Pimms: a Wimbledon institution  Credit: Cieran Sutor/Getty 

2020欧洲杯体育投注开户If the latter - and we had a sixth sense for this - we would beg for their tickets and sneak in. We almost always got onto one or other show court. The ushers knew exactly what was going on of course, but they never booted us out. By this time we were in the era of Boris Becker and Steffi Graff and we basked in their golden glow.

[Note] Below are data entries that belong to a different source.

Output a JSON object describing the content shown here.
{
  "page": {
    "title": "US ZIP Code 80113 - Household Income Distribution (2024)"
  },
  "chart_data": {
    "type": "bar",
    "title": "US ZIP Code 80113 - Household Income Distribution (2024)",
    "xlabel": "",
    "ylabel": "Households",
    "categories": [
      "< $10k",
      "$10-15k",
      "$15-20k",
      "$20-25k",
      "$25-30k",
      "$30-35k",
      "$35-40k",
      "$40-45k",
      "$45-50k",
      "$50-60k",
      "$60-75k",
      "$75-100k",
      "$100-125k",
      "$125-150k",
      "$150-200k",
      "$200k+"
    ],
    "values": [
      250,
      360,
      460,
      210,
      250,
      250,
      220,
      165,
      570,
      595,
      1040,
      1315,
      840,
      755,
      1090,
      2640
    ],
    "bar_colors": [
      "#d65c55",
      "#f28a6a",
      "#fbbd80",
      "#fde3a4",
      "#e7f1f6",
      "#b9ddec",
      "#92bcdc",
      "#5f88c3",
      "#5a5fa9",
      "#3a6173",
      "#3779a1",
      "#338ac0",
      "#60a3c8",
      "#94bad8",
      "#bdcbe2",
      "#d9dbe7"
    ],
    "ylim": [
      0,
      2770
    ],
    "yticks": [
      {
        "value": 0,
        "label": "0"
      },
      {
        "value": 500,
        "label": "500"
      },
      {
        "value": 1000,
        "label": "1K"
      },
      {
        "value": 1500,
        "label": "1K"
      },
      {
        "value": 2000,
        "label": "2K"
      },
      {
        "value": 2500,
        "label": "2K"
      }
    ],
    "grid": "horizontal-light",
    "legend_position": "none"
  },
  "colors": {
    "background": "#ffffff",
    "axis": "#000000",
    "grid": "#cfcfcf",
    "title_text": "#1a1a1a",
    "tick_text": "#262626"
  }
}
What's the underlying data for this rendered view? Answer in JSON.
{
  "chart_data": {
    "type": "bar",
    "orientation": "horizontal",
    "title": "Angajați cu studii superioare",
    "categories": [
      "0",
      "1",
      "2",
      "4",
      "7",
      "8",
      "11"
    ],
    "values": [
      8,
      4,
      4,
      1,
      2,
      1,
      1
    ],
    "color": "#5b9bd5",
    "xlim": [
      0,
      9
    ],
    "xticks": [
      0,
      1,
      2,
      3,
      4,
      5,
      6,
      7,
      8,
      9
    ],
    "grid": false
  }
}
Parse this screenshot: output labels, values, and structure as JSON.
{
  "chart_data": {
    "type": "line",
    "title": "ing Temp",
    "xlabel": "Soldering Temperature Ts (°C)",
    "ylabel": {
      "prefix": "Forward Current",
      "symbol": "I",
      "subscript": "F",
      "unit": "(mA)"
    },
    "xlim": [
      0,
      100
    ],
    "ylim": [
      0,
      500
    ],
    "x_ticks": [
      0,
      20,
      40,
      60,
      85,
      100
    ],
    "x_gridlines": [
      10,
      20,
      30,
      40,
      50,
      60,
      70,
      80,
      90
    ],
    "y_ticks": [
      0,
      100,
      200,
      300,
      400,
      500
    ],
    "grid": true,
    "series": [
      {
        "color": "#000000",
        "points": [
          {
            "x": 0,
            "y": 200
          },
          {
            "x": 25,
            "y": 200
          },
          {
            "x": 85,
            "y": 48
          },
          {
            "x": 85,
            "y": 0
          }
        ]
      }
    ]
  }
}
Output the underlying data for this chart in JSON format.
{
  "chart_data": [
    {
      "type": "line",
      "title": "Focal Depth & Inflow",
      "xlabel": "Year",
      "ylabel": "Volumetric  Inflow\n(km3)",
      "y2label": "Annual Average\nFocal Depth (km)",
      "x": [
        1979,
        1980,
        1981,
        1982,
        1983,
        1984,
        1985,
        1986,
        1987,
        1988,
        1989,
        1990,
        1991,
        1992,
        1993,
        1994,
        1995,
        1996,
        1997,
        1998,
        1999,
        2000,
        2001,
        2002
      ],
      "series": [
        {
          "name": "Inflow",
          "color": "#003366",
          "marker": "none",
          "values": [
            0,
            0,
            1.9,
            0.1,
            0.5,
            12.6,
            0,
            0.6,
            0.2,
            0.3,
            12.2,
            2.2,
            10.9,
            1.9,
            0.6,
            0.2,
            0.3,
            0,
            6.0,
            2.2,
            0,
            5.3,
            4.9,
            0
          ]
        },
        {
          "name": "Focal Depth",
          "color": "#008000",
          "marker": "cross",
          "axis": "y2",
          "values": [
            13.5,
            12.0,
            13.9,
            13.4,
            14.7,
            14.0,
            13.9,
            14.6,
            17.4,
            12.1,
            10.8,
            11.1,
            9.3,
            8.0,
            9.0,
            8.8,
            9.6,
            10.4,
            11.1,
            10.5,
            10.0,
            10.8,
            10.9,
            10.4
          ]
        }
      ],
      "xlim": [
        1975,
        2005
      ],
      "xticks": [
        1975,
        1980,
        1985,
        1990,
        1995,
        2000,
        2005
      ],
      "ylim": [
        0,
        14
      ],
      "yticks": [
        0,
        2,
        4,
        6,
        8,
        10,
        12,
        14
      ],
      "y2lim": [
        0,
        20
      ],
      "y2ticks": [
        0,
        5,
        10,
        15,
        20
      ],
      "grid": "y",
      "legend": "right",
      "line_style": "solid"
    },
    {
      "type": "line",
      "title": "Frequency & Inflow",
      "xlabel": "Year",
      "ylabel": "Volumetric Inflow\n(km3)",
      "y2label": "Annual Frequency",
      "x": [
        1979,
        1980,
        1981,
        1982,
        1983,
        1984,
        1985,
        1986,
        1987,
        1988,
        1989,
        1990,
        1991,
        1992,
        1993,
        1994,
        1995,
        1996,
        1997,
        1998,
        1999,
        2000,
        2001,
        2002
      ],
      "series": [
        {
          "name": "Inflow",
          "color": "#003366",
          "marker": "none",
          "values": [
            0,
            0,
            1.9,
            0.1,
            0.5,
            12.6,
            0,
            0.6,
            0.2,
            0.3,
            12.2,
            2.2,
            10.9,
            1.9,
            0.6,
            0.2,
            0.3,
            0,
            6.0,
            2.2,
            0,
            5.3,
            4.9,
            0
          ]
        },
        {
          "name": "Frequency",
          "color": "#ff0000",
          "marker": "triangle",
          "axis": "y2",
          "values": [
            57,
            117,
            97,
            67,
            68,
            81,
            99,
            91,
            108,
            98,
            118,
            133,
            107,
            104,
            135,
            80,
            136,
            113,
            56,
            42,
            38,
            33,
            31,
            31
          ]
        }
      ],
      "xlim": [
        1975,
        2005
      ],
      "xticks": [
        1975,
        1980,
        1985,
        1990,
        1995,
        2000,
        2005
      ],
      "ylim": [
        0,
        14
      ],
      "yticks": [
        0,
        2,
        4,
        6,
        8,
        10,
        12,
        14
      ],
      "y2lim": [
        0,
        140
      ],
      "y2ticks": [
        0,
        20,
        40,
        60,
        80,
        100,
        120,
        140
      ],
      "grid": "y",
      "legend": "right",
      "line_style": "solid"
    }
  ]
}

2020欧洲杯体育投注开户I’d get home at about 10.30pm, shattered, and with all my schoolwork yet to do. But my parents were understanding. They knew I was in the grip of an addiction.

2020欧洲杯体育投注开户Since then I, along with so many right-thinking people, have fallen deeply in love with Roger Federer. Has anyone ever done anything as well as that man plays tennis? I don’t think so.

Roger Federer competing in the Men's Singles Final against Novak Djokovic last year  Credit: Simon M Bruty/Getty 

2020欧洲杯体育投注开户There was absolutely nothing luxurious about the experience back when it all started. But in recent years I have been lucky enough to pick up unwanted debenture tickets from friends or enjoy some lavish hospitality in the sponsors’ tents. And of course it’s glorious to knock back flutes of Lanson champagne and then stroll along to a show court, presenting your own, legitimate, ticket to the match.

2020欧洲杯体育投注开户I watched Federer win the 2017 final and he came to our dining room afterwards, still sweaty, trembling and clutching the trophy, to receive our standing ovations. That was quite a moment. 

2020欧洲杯体育投注开户But truly I think I was just as happy 25 years ago, when I was queueing for returns for some long-forgotten Hana Mandlikova two-setter on Court 3, as the long shadows set over the grass courts of south west London.